КН Я правильно поняла, что часть, посвященная Каравайчуку, уже была представлена на «Ленфильме» в том же формате, который будет в Перми и Петербурге?
ОН Да, абсолютно верно. Как и Шнитке, впервые Каравайчук был представлен на «Ленфильме»; музыку одного и другого играл оркестр громкоговорителей. Это, конечно, особая история! И она родилась не то чтобы случайно: в какой-то степени это была необходимость. Был запрос куда-то в небеса – пришел внятный ответ. Я подумал, было бы хорошо, чтобы Шнитке встретился со Шнитке, чтобы его киномузыка повстречалась с музыкой академической, чтобы они перерастали одна в другую. Как это было на самом деле в творчестве композитора. Когда не надо ничего объяснять, растолковывать, щеголять разными музыковедческими словечками и определениями. После возникновения идеи соединения мне вдруг сказали: «Знаешь, Олег, а вообще, существует такой “акусмониум” – пространственная система воспроизведения звука».
КН Расскажите, пожалуйста, подробнее, почему «акусмониум» и что это такое?

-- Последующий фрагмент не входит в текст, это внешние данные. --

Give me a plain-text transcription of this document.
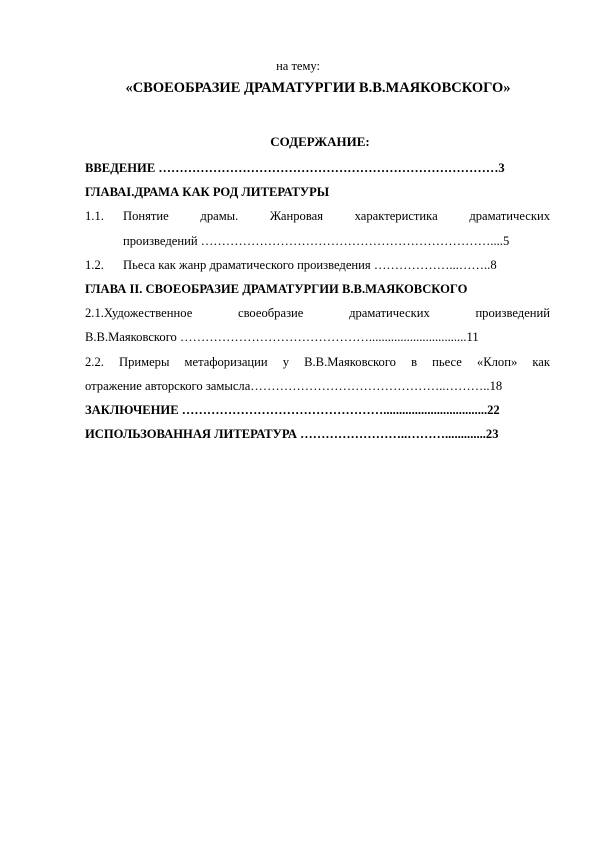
на тему:
«СВОЕОБРАЗИЕ ДРАМАТУРГИИ В.В.МАЯКОВСКОГО»
СОДЕРЖАНИЕ:
ВВЕДЕНИЕ ………………………………………………………………………3
ГЛАВАI.ДРАМА КАК РОД ЛИТЕРАТУРЫ
1.1. Понятие драмы. Жанровая характеристика драматических
произведений ……………………………………………………………....5
1.2. Пьеса как жанр драматического произведения ………………...……..8
ГЛАВА II. СВОЕОБРАЗИЕ ДРАМАТУРГИИ В.В.МАЯКОВСКОГО
2.1.Художественное своеобразие драматических произведений
В.В.Маяковского ………………………………………...............................11
2.2. Примеры метафоризации у В.В.Маяковского в пьесе «Клоп» как
отражение авторского замысла………………………………………..………..18
ЗАКЛЮЧЕНИЕ ………………………………………….................................22
ИСПОЛЬЗОВАННАЯ ЛИТЕРАТУРА ……………………..……….............23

ОН Как только появилась электронная музыка, ее создатели сразу захотели играть на концертах. Была одна проблема. Любая музыка, существующая до этого, получала свое достойное пространственное воплощение. Симфонический оркестр со всеми своими ста пятьюдесятью источниками звука, всеми его инструментами, хоры в храмах и на холмах Грузии, джаз, даже рок с электрогитарами – там все равно были гитарные и басовые усилители, барабаны, источники звука, распределенные в пространстве, дающие объемную картину. А у электронщиков – стереопара. Вначале вообще моно. Это звучало как приговор.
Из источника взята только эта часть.